During these readings, in-between the pregnant pauses and spoken lines, is a very real man trying to make sense of everything around him and the feelings he has for a mysterious woman played by Zhang Ziyi. Seemingly replaying their relationship from 2046 (2004), Zhang and Leung dance around their feelings for one another. Like the couples in Wong’s earlier films, Leung and Zhang are from the start fated to be apart but that does not stop either of them from playing the role of tragic lovers. While watching The Grandmaster, I couldn’t help but wonder if maybe all the couples in Wong’s films aren’t perhaps the same lovers reincarnated in different bodies and time periods but still forced to reenact their doomed romance.
The closest thing there is to a traditional wuxia conflict in the film is between Gong Er (Zhang Ziyi) and Ma San (Zhang Jin). Set up as a battle between a vengeful daughter and her father’s wayward disciple, Wong takes a page out of the Sergio Leone and John Woo playbook by presenting the fight as a series of close ups on body parts in languid slow motion. Of course, because of Wong’s interest in non-linear storytelling, we already know who wins, but the stakes are far higher than life or death. With this match, as in every match fought in this film, what is at stake are the martial arts themselves.

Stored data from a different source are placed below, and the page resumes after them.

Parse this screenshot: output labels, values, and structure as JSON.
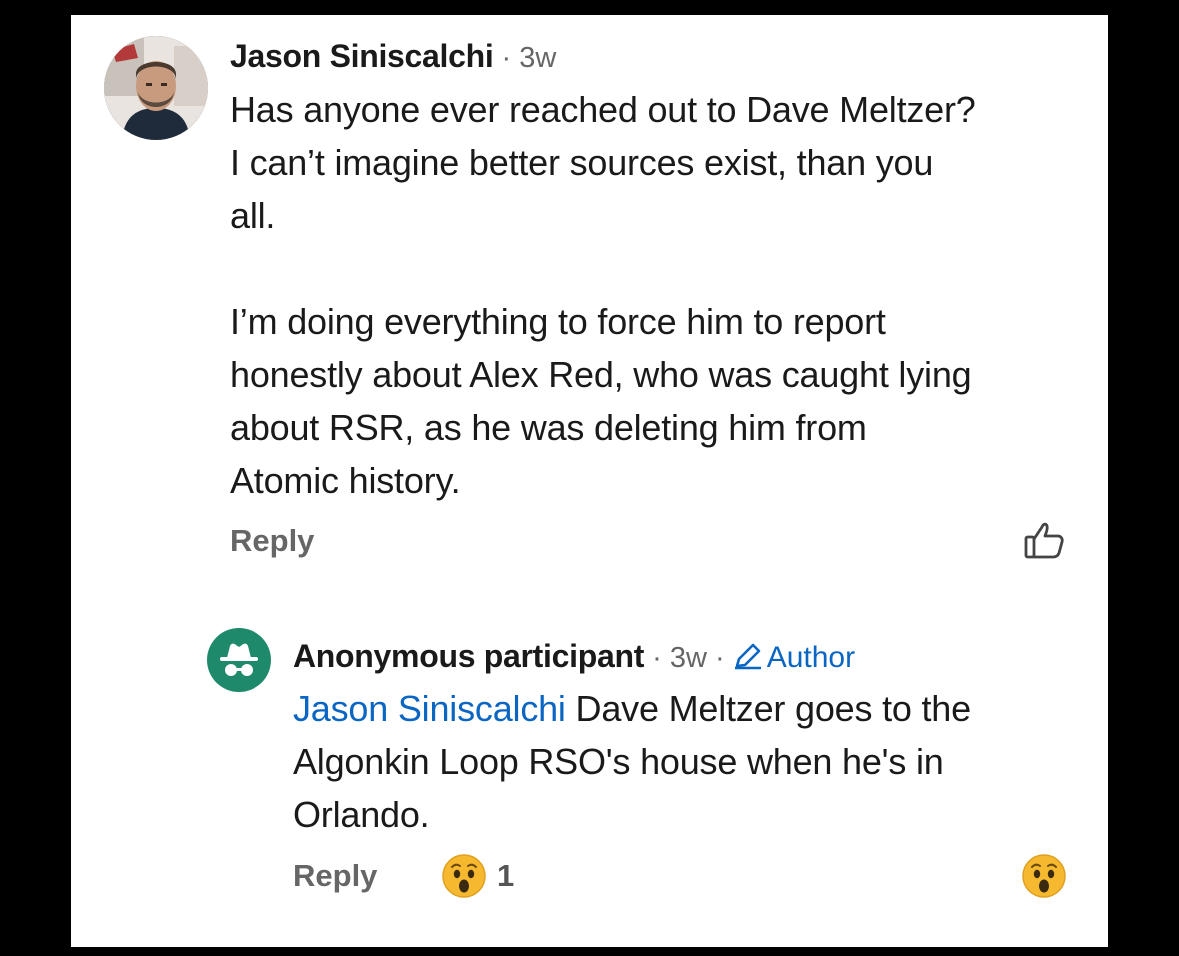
{
  "comments": [
    {
      "author": "Jason Siniscalchi",
      "meta": " · 3w",
      "body": "Has anyone ever reached out to Dave Meltzer?\nI can’t imagine better sources exist, than you\nall.\n\nI’m doing everything to force him to report\nhonestly about Alex Red, who was caught lying\nabout RSR, as he was deleting him from\nAtomic history.",
      "reply_label": "Reply",
      "icons": {
        "avatar": "profile-photo",
        "like": "thumbs-up-icon"
      }
    }
  ],
  "reply": {
    "author": "Anonymous participant",
    "meta": " · 3w · ",
    "badge": "Author",
    "mention": "Jason Siniscalchi",
    "body": " Dave Meltzer goes to the\nAlgonkin Loop RSO's house when he's in\nOrlando.",
    "reply_label": "Reply",
    "reaction_count": "1",
    "icons": {
      "avatar": "incognito-icon",
      "badge": "pencil-icon",
      "reaction": "surprised-face-icon"
    }
  },
  "colors": {
    "link": "#0a66c2",
    "anon_avatar": "#1f8a6b",
    "muted_text": "#666666",
    "emoji": "#f5b82e"
  }
}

A grandmaster’s defeat irrevocably means his style of fighting has run its course. This “there can be only one” mentality means that there is only a finite number of true grandmasters and as the old ways are paved over to make way for the modern world of trains and bombs the martial arts themselves have become a pale shadow of themselves. Whereas the grandmasters of an earlier time smoke, drank, and conversed in posh brothels the postwar era has reduced many to drinking cheap booze and smoking filthy cigarettes in makeshift shacks. In a decade, their skills will be used to train actors and entertainers, not warriors or philosophers.
The Grandmaster continues Wong’s obsession with mythologizing and eulogizing China during the postwar era. Neither a bold new step in the man’s oeuvre or an unimaginative retread of past projects, the film will absolutely polarize action film fans looking for kinetic brawls. However, Wong has never been about pleasing his audience and for disciples of his work, The Grandmaster will be a film watched, quoted, and pored over for decades to come.